LE certs can hold up to 100 entries ("names").
[but that would go against your wish to NOT use the same cert on all the systems]
So, you would need unique/individual certs.
So, then each system would have to perform some ACME request (and pass authentication) to obtain its' own cert.
[not impossible - but might get tedious (if possible)]
You mention VPN... Are the systems that need individual certs accessible via HTTP from the Internet [without VPN]?
If not, then HTTP authentication is not an option (presently).
There is also DNS authentication.
Which may be the best/only choice for your needs.
In order to automate DNS authentication, it's best to use a DSP (DNS Service Provider) that allows for zone updates via API. Who is your DSP?
The thing to do, if you're using an internal CA, is to have your client systems trust the CA certificate. That's a one-time task per client system/software. Once that's done, the certs issued by that CA certificate will automatically be trusted. That's how I use the Smallstep CA for my local resources. It's somewhat tedious, but not nearly as bad as having to trust each leaf cert separately.

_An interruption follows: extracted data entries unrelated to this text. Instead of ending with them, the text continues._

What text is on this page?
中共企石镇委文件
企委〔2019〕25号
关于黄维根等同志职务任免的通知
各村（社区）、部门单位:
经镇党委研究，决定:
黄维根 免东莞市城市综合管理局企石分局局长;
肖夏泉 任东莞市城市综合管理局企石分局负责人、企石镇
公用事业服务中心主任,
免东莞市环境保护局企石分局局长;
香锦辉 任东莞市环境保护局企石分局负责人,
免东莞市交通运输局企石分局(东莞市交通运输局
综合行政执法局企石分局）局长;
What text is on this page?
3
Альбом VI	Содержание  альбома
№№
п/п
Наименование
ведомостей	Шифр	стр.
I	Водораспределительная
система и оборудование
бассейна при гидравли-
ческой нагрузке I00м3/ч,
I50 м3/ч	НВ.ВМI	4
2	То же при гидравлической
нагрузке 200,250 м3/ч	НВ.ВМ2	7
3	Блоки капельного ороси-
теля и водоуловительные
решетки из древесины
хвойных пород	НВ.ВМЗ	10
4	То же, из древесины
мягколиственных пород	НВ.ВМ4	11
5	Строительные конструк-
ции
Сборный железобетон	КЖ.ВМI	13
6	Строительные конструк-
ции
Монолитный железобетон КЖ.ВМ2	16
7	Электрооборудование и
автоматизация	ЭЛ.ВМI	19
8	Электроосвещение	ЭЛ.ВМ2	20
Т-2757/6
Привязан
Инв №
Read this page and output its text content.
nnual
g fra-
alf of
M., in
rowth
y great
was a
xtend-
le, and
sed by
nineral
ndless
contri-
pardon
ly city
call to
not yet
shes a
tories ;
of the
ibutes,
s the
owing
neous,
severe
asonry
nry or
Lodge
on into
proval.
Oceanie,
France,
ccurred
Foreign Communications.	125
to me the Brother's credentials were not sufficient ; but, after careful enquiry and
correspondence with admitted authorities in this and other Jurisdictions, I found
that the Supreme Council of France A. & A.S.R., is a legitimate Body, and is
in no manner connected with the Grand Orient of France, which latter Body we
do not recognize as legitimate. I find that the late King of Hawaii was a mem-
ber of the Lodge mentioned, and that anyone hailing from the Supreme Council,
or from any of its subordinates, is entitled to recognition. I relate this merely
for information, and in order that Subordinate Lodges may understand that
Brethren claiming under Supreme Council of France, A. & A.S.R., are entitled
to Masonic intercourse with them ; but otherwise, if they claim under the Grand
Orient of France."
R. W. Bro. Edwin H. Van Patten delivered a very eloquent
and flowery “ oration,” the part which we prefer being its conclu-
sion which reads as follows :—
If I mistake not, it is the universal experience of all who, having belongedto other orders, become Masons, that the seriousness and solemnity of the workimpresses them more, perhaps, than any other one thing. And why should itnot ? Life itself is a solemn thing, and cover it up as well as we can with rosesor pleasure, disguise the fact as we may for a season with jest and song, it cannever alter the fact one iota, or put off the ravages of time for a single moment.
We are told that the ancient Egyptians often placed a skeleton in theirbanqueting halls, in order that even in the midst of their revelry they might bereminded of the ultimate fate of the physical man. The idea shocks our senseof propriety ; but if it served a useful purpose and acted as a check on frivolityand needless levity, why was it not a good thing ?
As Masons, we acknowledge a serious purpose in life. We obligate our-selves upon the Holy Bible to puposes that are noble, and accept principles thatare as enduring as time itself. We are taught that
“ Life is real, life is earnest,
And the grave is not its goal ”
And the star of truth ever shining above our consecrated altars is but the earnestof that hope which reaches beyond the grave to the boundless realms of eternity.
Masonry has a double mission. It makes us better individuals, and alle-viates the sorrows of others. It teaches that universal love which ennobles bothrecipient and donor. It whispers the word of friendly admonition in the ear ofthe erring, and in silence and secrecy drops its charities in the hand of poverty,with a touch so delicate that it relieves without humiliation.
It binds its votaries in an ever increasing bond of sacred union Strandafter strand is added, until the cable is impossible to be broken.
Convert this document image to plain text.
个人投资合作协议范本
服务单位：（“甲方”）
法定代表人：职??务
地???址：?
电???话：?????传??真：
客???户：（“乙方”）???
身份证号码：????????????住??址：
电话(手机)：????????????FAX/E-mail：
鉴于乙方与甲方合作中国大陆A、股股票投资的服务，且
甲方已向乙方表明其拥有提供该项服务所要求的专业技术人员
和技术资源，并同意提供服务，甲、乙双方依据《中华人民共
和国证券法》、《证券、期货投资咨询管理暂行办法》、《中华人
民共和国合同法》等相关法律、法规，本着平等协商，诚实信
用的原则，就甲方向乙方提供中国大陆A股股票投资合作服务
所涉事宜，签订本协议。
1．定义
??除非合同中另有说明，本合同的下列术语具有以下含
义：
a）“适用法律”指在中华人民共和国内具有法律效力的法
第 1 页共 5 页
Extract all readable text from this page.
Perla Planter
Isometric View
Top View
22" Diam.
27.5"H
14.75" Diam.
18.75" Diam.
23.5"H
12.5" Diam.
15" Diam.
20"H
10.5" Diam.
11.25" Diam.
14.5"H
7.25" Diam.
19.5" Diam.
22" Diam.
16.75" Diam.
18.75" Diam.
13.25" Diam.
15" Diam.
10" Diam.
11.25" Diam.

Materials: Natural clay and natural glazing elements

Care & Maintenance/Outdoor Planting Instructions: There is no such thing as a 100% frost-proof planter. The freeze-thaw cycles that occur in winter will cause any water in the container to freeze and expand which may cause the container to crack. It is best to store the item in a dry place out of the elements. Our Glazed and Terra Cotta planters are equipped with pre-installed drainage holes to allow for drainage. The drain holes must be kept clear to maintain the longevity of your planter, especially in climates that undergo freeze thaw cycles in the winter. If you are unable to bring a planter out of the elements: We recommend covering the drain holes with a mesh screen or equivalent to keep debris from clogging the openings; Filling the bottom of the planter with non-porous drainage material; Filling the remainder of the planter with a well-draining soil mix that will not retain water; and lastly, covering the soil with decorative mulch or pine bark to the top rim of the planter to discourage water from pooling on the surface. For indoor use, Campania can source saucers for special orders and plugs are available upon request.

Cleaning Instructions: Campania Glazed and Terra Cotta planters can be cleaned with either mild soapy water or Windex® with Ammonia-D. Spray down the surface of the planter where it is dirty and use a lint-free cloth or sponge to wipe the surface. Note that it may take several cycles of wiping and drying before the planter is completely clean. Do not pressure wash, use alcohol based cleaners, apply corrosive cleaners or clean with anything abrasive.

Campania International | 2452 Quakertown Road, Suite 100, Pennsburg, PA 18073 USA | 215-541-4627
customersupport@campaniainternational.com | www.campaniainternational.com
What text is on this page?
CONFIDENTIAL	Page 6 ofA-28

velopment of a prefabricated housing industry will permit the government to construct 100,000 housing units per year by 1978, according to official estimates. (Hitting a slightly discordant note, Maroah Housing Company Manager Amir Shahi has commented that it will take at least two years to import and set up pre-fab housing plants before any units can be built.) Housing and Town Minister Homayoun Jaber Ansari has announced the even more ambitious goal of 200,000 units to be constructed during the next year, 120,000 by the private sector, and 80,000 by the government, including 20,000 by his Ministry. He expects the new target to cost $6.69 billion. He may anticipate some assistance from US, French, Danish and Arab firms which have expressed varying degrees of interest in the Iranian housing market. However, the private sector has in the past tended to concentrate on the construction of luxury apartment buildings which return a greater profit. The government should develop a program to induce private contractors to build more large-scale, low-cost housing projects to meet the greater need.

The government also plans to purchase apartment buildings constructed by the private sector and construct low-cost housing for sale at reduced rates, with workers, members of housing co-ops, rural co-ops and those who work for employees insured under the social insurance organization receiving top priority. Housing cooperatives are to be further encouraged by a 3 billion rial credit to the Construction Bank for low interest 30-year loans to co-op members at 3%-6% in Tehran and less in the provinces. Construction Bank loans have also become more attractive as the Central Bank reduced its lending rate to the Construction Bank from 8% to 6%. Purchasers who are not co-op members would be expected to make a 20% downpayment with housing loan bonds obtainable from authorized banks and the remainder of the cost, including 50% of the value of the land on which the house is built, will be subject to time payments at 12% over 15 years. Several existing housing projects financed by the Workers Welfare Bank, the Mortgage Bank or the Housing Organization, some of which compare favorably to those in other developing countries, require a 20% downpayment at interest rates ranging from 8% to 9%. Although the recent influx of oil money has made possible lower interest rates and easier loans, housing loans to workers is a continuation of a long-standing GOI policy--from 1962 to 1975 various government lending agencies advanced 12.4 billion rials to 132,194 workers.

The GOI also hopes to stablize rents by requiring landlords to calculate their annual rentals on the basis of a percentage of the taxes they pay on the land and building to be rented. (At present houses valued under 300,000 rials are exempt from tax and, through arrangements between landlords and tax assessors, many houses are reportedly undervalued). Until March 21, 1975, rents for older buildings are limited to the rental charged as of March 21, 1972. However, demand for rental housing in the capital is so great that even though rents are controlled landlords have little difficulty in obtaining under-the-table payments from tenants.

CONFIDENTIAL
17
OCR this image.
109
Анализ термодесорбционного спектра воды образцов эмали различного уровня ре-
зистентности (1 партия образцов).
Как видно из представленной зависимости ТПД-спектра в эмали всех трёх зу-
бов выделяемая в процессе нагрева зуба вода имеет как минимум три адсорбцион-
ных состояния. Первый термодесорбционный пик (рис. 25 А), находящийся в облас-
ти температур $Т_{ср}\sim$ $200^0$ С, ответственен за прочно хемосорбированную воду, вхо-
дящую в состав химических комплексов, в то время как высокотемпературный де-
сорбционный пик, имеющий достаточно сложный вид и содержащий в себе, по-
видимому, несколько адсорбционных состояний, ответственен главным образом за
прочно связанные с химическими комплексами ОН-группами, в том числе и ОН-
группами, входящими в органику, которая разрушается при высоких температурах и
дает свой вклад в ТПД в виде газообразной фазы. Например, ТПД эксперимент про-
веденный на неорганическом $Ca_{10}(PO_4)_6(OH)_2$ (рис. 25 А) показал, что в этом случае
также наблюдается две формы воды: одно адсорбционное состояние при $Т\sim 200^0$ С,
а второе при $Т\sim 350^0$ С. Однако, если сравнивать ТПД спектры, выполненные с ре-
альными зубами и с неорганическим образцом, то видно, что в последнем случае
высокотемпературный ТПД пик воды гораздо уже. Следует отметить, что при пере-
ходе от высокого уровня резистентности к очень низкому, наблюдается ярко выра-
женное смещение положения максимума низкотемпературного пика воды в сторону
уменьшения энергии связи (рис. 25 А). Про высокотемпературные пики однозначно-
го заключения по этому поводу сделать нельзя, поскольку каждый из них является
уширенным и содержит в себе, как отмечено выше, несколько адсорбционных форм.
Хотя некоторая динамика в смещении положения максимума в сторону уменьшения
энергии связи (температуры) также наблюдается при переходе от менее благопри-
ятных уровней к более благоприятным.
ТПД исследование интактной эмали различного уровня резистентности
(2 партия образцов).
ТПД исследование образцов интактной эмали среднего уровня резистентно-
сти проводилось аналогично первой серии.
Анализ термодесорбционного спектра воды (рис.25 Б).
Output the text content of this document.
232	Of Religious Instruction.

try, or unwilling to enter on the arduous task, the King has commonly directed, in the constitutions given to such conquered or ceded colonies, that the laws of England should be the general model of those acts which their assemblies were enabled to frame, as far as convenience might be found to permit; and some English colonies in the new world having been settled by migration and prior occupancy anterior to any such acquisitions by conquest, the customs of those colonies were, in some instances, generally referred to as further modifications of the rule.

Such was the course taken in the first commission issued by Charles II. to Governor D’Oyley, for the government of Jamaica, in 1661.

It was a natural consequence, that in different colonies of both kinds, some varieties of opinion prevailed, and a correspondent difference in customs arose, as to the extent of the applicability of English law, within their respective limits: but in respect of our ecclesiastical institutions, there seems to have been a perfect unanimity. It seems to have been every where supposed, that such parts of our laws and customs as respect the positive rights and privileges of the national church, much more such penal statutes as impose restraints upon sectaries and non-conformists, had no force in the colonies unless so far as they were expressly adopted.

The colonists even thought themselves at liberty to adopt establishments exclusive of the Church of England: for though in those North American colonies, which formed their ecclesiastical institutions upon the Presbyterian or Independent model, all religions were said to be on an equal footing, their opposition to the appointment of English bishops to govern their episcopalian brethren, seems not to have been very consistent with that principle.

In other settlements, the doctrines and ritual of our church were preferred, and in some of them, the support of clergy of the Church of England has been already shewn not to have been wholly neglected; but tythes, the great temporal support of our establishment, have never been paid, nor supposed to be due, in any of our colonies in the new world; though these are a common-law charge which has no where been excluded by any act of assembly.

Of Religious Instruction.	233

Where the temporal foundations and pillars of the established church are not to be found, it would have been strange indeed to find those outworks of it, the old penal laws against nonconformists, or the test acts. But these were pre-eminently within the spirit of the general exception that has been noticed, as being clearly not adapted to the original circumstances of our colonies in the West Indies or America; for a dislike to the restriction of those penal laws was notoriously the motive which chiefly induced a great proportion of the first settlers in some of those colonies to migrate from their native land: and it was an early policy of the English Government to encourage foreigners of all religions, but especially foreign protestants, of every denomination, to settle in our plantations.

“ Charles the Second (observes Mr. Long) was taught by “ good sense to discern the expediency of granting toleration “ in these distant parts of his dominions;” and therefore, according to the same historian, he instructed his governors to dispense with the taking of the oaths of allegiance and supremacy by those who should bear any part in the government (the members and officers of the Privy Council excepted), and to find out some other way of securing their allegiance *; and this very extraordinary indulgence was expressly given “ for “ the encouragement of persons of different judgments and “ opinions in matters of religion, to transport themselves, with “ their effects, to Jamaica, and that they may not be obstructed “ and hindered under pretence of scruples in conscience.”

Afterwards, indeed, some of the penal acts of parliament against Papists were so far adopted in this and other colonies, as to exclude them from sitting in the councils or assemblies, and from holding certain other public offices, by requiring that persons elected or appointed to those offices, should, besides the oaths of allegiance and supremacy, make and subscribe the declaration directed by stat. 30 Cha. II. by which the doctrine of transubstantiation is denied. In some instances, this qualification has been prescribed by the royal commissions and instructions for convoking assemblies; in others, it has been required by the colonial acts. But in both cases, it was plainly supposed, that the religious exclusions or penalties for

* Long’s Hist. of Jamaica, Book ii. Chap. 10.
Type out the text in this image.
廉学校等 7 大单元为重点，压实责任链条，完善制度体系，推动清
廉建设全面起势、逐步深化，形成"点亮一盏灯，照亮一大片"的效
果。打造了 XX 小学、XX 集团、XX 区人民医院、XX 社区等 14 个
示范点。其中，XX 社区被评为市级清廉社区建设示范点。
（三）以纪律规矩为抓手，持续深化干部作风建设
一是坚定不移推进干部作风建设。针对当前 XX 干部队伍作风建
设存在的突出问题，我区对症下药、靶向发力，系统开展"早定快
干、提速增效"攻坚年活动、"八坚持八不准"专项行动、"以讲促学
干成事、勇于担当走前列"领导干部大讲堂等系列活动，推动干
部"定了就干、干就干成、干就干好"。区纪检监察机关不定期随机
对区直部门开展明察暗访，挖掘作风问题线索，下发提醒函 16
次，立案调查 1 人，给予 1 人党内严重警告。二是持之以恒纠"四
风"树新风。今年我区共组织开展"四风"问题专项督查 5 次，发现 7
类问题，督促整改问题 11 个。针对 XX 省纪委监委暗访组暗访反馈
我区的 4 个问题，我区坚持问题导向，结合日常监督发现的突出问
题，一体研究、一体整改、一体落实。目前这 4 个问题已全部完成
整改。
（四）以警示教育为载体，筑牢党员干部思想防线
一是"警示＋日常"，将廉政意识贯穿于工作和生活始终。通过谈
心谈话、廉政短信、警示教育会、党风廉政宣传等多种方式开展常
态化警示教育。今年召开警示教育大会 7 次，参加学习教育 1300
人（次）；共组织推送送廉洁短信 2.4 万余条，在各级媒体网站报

For the most part, yes. I've issued a few longer-lived certificates from it, but most (of the TLS certs; SSH user and host certs are different) are the default 24-hour certs. Caddy deals beautifully with this; other client software isn't quite as elegant.
And just as a side issue--there are lots of ways to implement a local CA, and the article I linked is just one of them, but it implements a few nice security features (even if you might want to implement it using a different SBC, since Raspberry Pis now seem to be made of unobtainium):
The private keys are offline--they're using a YubiKey 5 as, effectively, a poor man's Hardware Security Module. An offline copy is stored on a USB flash drive, but the keys never touch the filesystem of the CA, and thus there's no way they can leak.
Since randomness is so important in cryptography, it uses a hardware true random number generator.
Since nothing else is running on this device, it has a pretty small attack surface.
And as I alluded to above, it can issue not only TLS certificates, but also SSH host and user certificates. I use my own LemonLDAP::NG installation as a SSH backend for these--logging into that gives me a SSH user certificate that I can use to log into (most of) my other systems.
I'm trying to test the article you sent me in my own little lab today before I implement it on my internal network.
It's a little unclear to me about the offline private key interaction. When I do this initially and issue all the SSL certificates to the servers I'll have the YubiKey (or HSM if I choose to upgrade) connected to the issuing computer. After that, I should disconnect it from the network then reconnect it when I issue/reissue/revoke certificates?
I wouldn't recommend it. The way the system is set up in that guide issues very short-lived (24 hours) certificates, so you'll be renewing them very often. And since "renewal" is nothing different from issuing a new cert, you'll need the key available (and therefore the YubiKey plugged in) pretty much all the time.
When configured according to that guide, the private keys are stored on the YubiKey, but cannot (at least in theory) be extracted from it. All the cryptographic signing operations are done by the YubiKey itself, not by the SmallStep CA software--it's that sense in which the YubiKey is acting as a HSM.